Cuando yo llegaba del instituto, ella ya estaba allí. Mi hermano y su novia, abrazados y besándose en el sofá. Saludaba, rastreando la mirada por el suelo, aguantando la punzada en el pecho, el golpe brutal en mis venas. Entraba en mi habitación. Tumbado en la cama, intentaba anestesiarme con música. Pero ella era caudal sin diques de contención. Iba a la cocina, sacaba el cuchillo del cajón y lo hundía entre mis costillas. Las separaba con las dos manos, sacaba el corazón palpitante y lo guardaba en el frigorífico. Y allí se quedaba, esperando a que ella se marchara.

 Hacia el minuto 47:40

http://www.rtve.es/alacarta/audios/wonderland/wonderland-flashback-aquell-efecte-ens-porta-moment-concret-del-passat/1348103/

Y aquí la traducción. Mil gracias, Agustín.

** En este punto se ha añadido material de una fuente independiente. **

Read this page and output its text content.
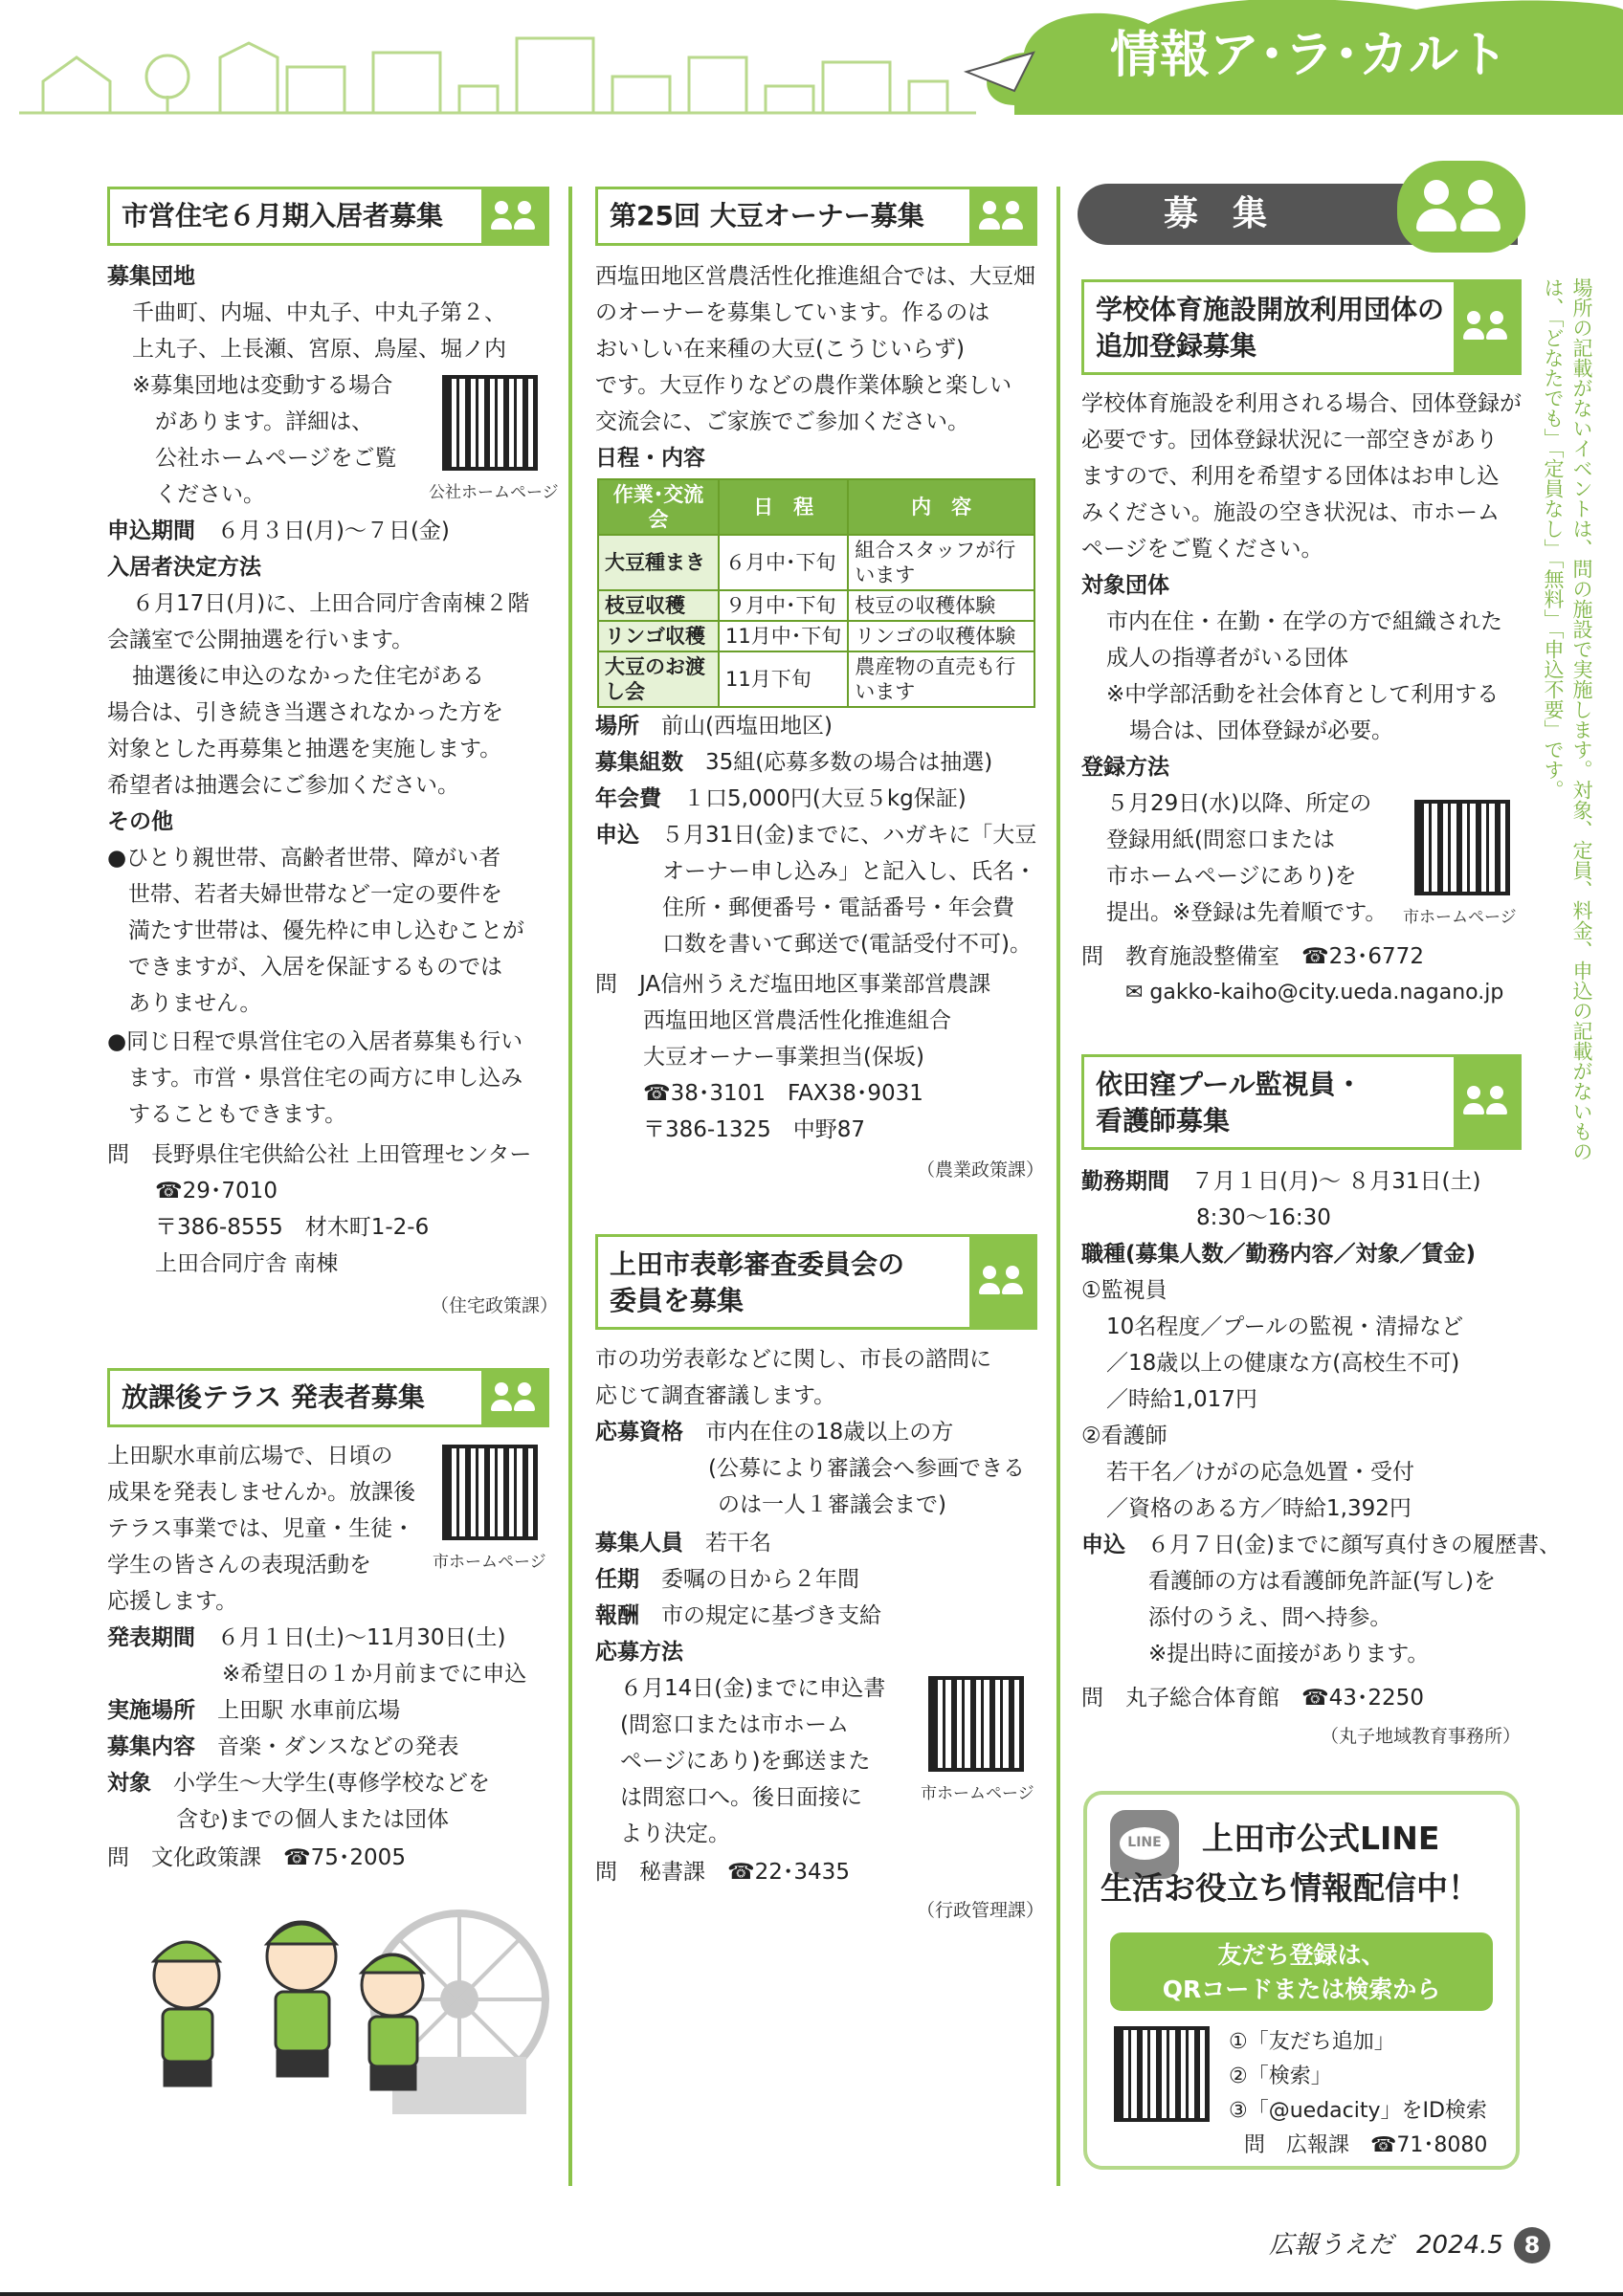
情報ア･ラ･カルト
市営住宅６月期入居者募集
募集団地
千曲町、内堀、中丸子、中丸子第２、
上丸子、上長瀬、宮原、鳥屋、堀ノ内
※募集団地は変動する場合
があります。詳細は、
公社ホームページをご覧
ください。	公社ホームページ
申込期間　 ６月３日(月)～７日(金)
入居者決定方法
６月17日(月)に、上田合同庁舎南棟２階
会議室で公開抽選を行います。
抽選後に申込のなかった住宅がある
場合は、引き続き当選されなかった方を
対象とした再募集と抽選を実施します。
希望者は抽選会にご参加ください。
その他
●ひとり親世帯、高齢者世帯、障がい者
世帯、若者夫婦世帯など一定の要件を
満たす世帯は、優先枠に申し込むことが
できますが、入居を保証するものでは
ありません。
●同じ日程で県営住宅の入居者募集も行い
ます。市営・県営住宅の両方に申し込み
することもできます。
問　長野県住宅供給公社 上田管理センター
☎29･7010
〒386-8555　材木町1-2-6
上田合同庁舎 南棟
（住宅政策課）
放課後テラス 発表者募集
上田駅水車前広場で、日頃の
成果を発表しませんか。放課後
テラス事業では、児童・生徒・
学生の皆さんの表現活動を
応援します。
市ホームページ
発表期間　 ６月１日(土)～11月30日(土)
※希望日の１か月前までに申込
実施場所　 上田駅 水車前広場
募集内容　 音楽・ダンスなどの発表
対象　 小学生～大学生(専修学校などを
含む)までの個人または団体
問　文化政策課　☎75･2005
第25回 大豆オーナー募集
西塩田地区営農活性化推進組合では、大豆畑
のオーナーを募集しています。作るのは
おいしい在来種の大豆(こうじいらず)
です。大豆作りなどの農作業体験と楽しい
交流会に、ご家族でご参加ください。
日程・内容
作業･交流会	日　程	内　容
大豆種まき	６月中･下旬	組合スタッフが行います
枝豆収穫	９月中･下旬	枝豆の収穫体験
リンゴ収穫	11月中･下旬	リンゴの収穫体験
大豆のお渡し会	11月下旬	農産物の直売も行います
場所　 前山(西塩田地区)
募集組数　 35組(応募多数の場合は抽選)
年会費　 １口5,000円(大豆５kg保証)
申込　 ５月31日(金)までに、ハガキに「大豆
オーナー申し込み」と記入し、氏名・
住所・郵便番号・電話番号・年会費
口数を書いて郵送で(電話受付不可)。
問　JA信州うえだ塩田地区事業部営農課
西塩田地区営農活性化推進組合
大豆オーナー事業担当(保坂)
☎38･3101　FAX38･9031
〒386-1325　中野87
（農業政策課）
上田市表彰審査委員会の
委員を募集
市の功労表彰などに関し、市長の諮問に
応じて調査審議します。
応募資格　 市内在住の18歳以上の方
(公募により審議会へ参画できる
のは一人１審議会まで)
募集人員　 若干名
任期　 委嘱の日から２年間
報酬　 市の規定に基づき支給
応募方法
６月14日(金)までに申込書
(問窓口または市ホーム
ページにあり)を郵送また
は問窓口へ。後日面接に
より決定。
市ホームページ
問　秘書課　☎22･3435
（行政管理課）
募　集
学校体育施設開放利用団体の
追加登録募集
学校体育施設を利用される場合、団体登録が
必要です。団体登録状況に一部空きがあり
ますので、利用を希望する団体はお申し込
みください。施設の空き状況は、市ホーム
ページをご覧ください。
対象団体
市内在住・在勤・在学の方で組織された
成人の指導者がいる団体
※中学部活動を社会体育として利用する
場合は、団体登録が必要。
登録方法
５月29日(水)以降、所定の
登録用紙(問窓口または
市ホームページにあり)を
提出。※登録は先着順です。 市ホームページ
問　教育施設整備室　☎23･6772
✉ gakko-kaiho@city.ueda.nagano.jp
依田窪プール監視員・
看護師募集
勤務期間　 ７月１日(月)～ ８月31日(土)
8:30～16:30
職種(募集人数／勤務内容／対象／賃金)
①監視員
10名程度／プールの監視・清掃など
／18歳以上の健康な方(高校生不可)
／時給1,017円
②看護師
若干名／けがの応急処置・受付
／資格のある方／時給1,392円
申込　 ６月７日(金)までに顔写真付きの履歴書、
看護師の方は看護師免許証(写し)を
添付のうえ、問へ持参。
※提出時に面接があります。
問　丸子総合体育館　☎43･2250
（丸子地域教育事務所）
LINE 上田市公式LINE
生活お役立ち情報配信中！
友だち登録は、
QRコードまたは検索から
①「友だち追加」
②「検索」
③「@uedacity」をID検索
問　広報課　☎71･8080
場所の記載がないイベントは、問の施設で実施します。対象、定員、料金、申込の記載がないものは、「どなたでも」「定員なし」「無料」「申込不要」です。
広報うえだ 2024.5 8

Un relato muy tierno, lleno de vida, emoción, empuje y nervio narrativo. Muestra de forma vaga el lugar donde se desarrolla la acción, pero sin ser muy explícita a la hora de concretar el lugar preciso, el escenario en sí. Dejando en el aire y en la imaginación del lector si la acción pertenece al mundo real, onírico, o al mundo de los deseos y los sentidos. También es muy interesante destacar el papel del narrador. El lector llega a conclusiones a las que el propio narrador no ha podido llegar. El título aún envuelve la historia en un halo de misterio que difumina todavía más ambas identidades, sin desverlarlas, confundiéndolas. Un texto construido con pequeños detalles, ínfimos gestos, y con un pulso firme, rotundo.